Et en effet, en l’honneur de Rosh Chodesh Iyyar, ils revinrent. Alors que leur Torah était à nouveau saisie, ils ne se sont pas découragés, déclarant : « Nous n'abandonnerons pas notre droit juif. Nous avons tenu une lecture de la Torah à l'entrée du Mur – et nous continuerons notre juste lutte. »
Cette lutte dure depuis des décennies, mais elle n’a peut-être jamais été aussi importante qu’aujourd’hui. L’érosion de la liberté religieuse en Israël peut commencer au Mur – mais elle ne s’arrêtera pas là.
C'est en partie pourquoi l'image des trois femmes courageuses passant les examens du Grand Rabbinat a résonné si profondément : nos droits sont menacés, mais en même temps, nous avons la preuve claire que des progrès sont encore possibles. Cela nous rappelle que privilégier un segment de la communauté juive au détriment du reste ne fera que nous diviser, au sein d'Israël et à travers la diaspora.
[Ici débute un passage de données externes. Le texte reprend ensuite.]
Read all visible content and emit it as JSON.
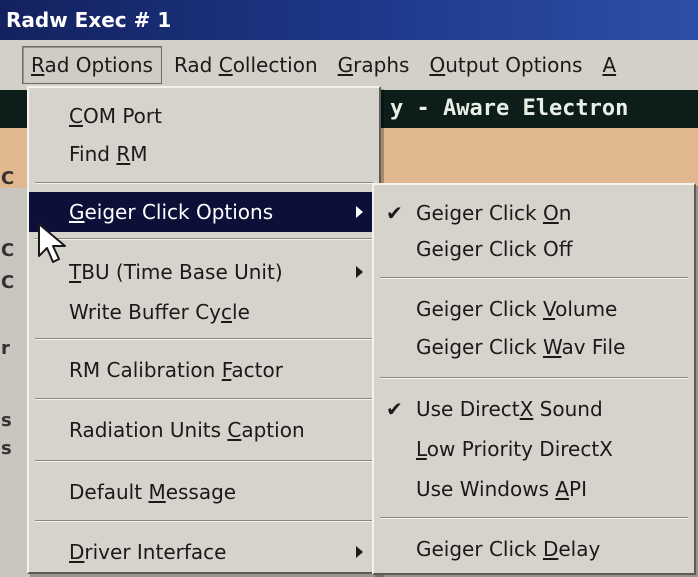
{
  "window": {
    "title": "Radw Exec # 1"
  },
  "menubar": {
    "items": [
      {
        "pre": "",
        "ul": "R",
        "post": "ad Options"
      },
      {
        "pre": "Rad ",
        "ul": "C",
        "post": "ollection"
      },
      {
        "pre": "",
        "ul": "G",
        "post": "raphs"
      },
      {
        "pre": "",
        "ul": "O",
        "post": "utput Options"
      },
      {
        "pre": "",
        "ul": "A",
        "post": ""
      }
    ]
  },
  "content": {
    "banner_text": "y - Aware Electron",
    "edge_letters": [
      "C",
      "C",
      "C",
      "r",
      "s",
      "s"
    ]
  },
  "dropdown": {
    "items": [
      {
        "pre": "",
        "ul": "C",
        "post": "OM Port"
      },
      {
        "pre": "Find ",
        "ul": "R",
        "post": "M"
      },
      {
        "pre": "",
        "ul": "G",
        "post": "eiger Click Options"
      },
      {
        "pre": "",
        "ul": "T",
        "post": "BU (Time Base Unit)"
      },
      {
        "pre": "Write Buffer Cy",
        "ul": "c",
        "post": "le"
      },
      {
        "pre": "RM Calibration ",
        "ul": "F",
        "post": "actor"
      },
      {
        "pre": "Radiation Units ",
        "ul": "C",
        "post": "aption"
      },
      {
        "pre": "Default ",
        "ul": "M",
        "post": "essage"
      },
      {
        "pre": "",
        "ul": "D",
        "post": "river Interface"
      }
    ]
  },
  "submenu": {
    "check_glyph": "✔",
    "items": [
      {
        "pre": "Geiger Click ",
        "ul": "O",
        "post": "n",
        "checked": true
      },
      {
        "pre": "Geiger Click Of",
        "ul": "f",
        "post": "",
        "checked": false
      },
      {
        "pre": "Geiger Click ",
        "ul": "V",
        "post": "olume",
        "checked": false
      },
      {
        "pre": "Geiger Click ",
        "ul": "W",
        "post": "av File",
        "checked": false
      },
      {
        "pre": "Use Direct",
        "ul": "X",
        "post": " Sound",
        "checked": true
      },
      {
        "pre": "",
        "ul": "L",
        "post": "ow Priority DirectX",
        "checked": false
      },
      {
        "pre": "Use Windows ",
        "ul": "A",
        "post": "PI",
        "checked": false
      },
      {
        "pre": "Geiger Click ",
        "ul": "D",
        "post": "elay",
        "checked": false
      }
    ]
  },
  "colors": {
    "titlebar": "#1f3a8c",
    "highlight": "#0c1038",
    "menu_bg": "#d6d3cc",
    "banner_bg": "#0d1d1a",
    "peach": "#e1b78f"
  }
}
Comme l'enseigne le rabbin Mauricio Balter, « Un Israël fort est un Israël démocratique. Un Israël fidèle est un Israël pluraliste ».
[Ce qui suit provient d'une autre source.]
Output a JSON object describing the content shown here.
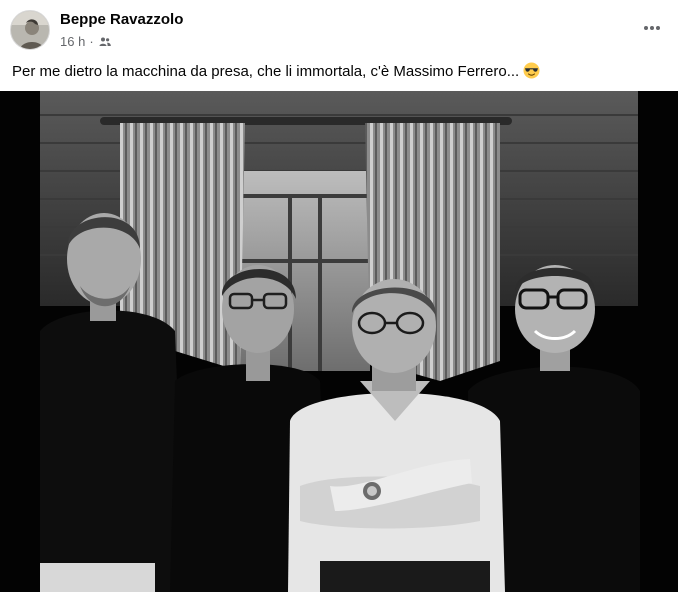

Et donc, nous persistons. Nous nous battons pour nous-mêmes, pour nos mères et nos grands-mères, ainsi que pour nos filles et petites-filles. Nous n’abandonnons pas ce combat parce que l’égalité religieuse compte. Parce que l’égalité des sexes compte. Et parce que l'avenir d'Israël en tant que démocratie en dépend, pour ceux qui y vivent et pour ceux qui l'appellent leur foyer spirituel.